Unpredictability — The Safety Implication

Regardless of how emergence is interpreted mechanistically, it has a practical consequence:you cannot reliably predict which capabilities a larger model will have by testing smaller models. Scaling laws predict loss; they do not predict which tasks will cross the threshold for competent performance at any given scale.

The Predictability Problem

A lab training a model 10× larger than their current largest model cannot reliably enumerate which new capabilities will appear. They can predict the loss, but not which specific tasks will cross the competency threshold.

This is a meaningful AI safety concern: it means that capability evaluations on smaller models may miss dangerous capabilities that only emerge at scale. A model could develop the ability to synthesize harmful information, execute social engineering strategies, or perform novel cyberattacks at a scale threshold that was not identified during pre-deployment testing.

This unpredictability is part of why "red-teaming" — adversarially probing large models for dangerous capabilities — is conducted on the final large model, not on smaller proxies.

Loss Curves vs. Benchmark Performance — The Disconnect

A key technical insight underlying this entire discussion: benchmark performance is a non-linear function of loss. A model's cross-entropy loss decreases smoothly with scale. But the probability of correctly solving a multi-step problem is a composition of many individual next-token probabilities, and this composition is highly non-linear.
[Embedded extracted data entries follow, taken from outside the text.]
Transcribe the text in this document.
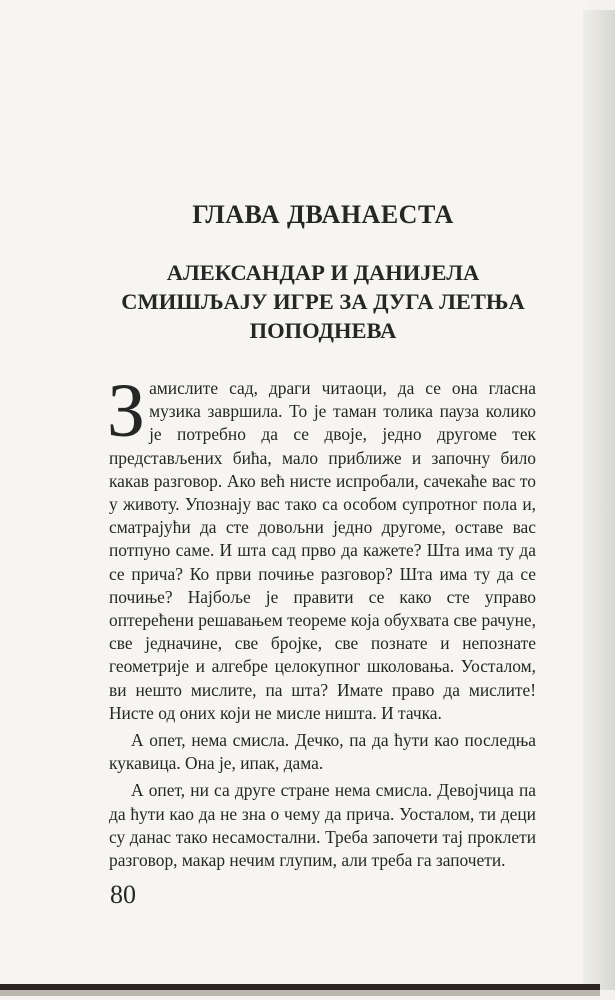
ГЛАВА ДВАНАЕСТА
АЛЕКСАНДАР И ДАНИЈЕЛА
СМИШЉАЈУ ИГРЕ ЗА ДУГА ЛЕТЊА
ПОПОДНЕВА

Замислите сад, драги читаоци, да се она гласна музика завршила. То је таман толика пауза колико је потребно да се двоје, једно другоме тек представљених бића, мало приближе и започну било какав разговор. Ако већ нисте испробали, сачекаће вас то у животу. Упознају вас тако са особом супротног пола и, сматрајући да сте довољни једно другоме, оставе вас потпуно саме. И шта сад прво да кажете? Шта има ту да се прича? Ко први почиње разговор? Шта има ту да се почиње? Најбоље је правити се како сте управо оптерећени решавањем теореме која обухвата све рачуне, све једначине, све бројке, све познате и непознате геометрије и алгебре целокупног школовања. Уосталом, ви нешто мислите, па шта? Имате право да мислите! Нисте од оних који не мисле ништа. И тачка.

А опет, нема смисла. Дечко, па да ћути као последња кукавица. Она је, ипак, дама.

А опет, ни са друге стране нема смисла. Девојчица па да ћути као да не зна о чему да прича. Уосталом, ти деци су данас тако несамостални. Треба започети тај проклети разговор, макар нечим глупим, али треба га започети.

80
ScalePer-step accuracy10-step problem accuracyAppearance
Small model50%0.1% (0.5^10)Appears unable
Medium model80%10.7% (0.8^10)Marginal
Large model95%60% (0.95^10)Appears to emerge

In this stylized example, per-step accuracy improved smoothly (50% → 80% → 95%), but the composed 10-step accuracy jumped from near-zero to usable in the same range. The "emergence" is an artifact of the composition, not a qualitative change in what the model is doing at each step. This is precisely the Schaeffer argument, and it is compelling for many observed cases.

Practical Implications for Builders

For people building with LLMs rather than studying them theoretically, the emergence debate resolves into a few actionable observations:

What This Means for Model Selection

If your task requires multi-step reasoning, instruction following, or reliable composition of many steps, smaller models may fail completely even if they "understand" the individual components. Do not evaluate capability thresholds with small proxy models — test on the model you intend to deploy.

What This Means for Prompting

Chain-of-thought prompting is itself an emergent ability — it does not help small models and can hurt performance. If you are using a small or quantized model and chain-of-thought is not helping, this is expected, not a prompting failure.

What This Means for Evaluation

Benchmark scores are non-linear in loss, which means small differences in loss between models can produce large differences in benchmark performance — and vice versa. A model with slightly higher loss on a simple benchmark may dramatically outperform on a complex multi-step evaluation.

What This Means for Safety

Dangerous capabilities cannot be fully assessed by testing smaller models. Safety evaluations must be conducted on the model at its final scale, and even then, new capabilities may surface under novel prompting conditions or in deployment.

Checklist: Do You Understand This?

  • Can you define emergent abilities as described in Wei et al. (2022) and give three concrete examples?
  • Can you explain why in-context learning is considered an emergent ability and why GPT-3 was a significant inflection point?
  • Can you articulate the Schaeffer et al. counterargument — specifically, how binary metrics can create the appearance of discontinuous improvement?
  • Do you understand the resolution: that per-step accuracy may improve smoothly while composed task accuracy appears to jump?
  • Can you explain why scaling laws (which predict loss) cannot reliably predict which benchmark capabilities will appear at scale?
  • Can you explain the safety implication: why evaluating smaller models does not reliably identify dangerous capabilities in larger models?
  • Do you understand why chain-of-thought prompting is ineffective on small models but powerful on large ones?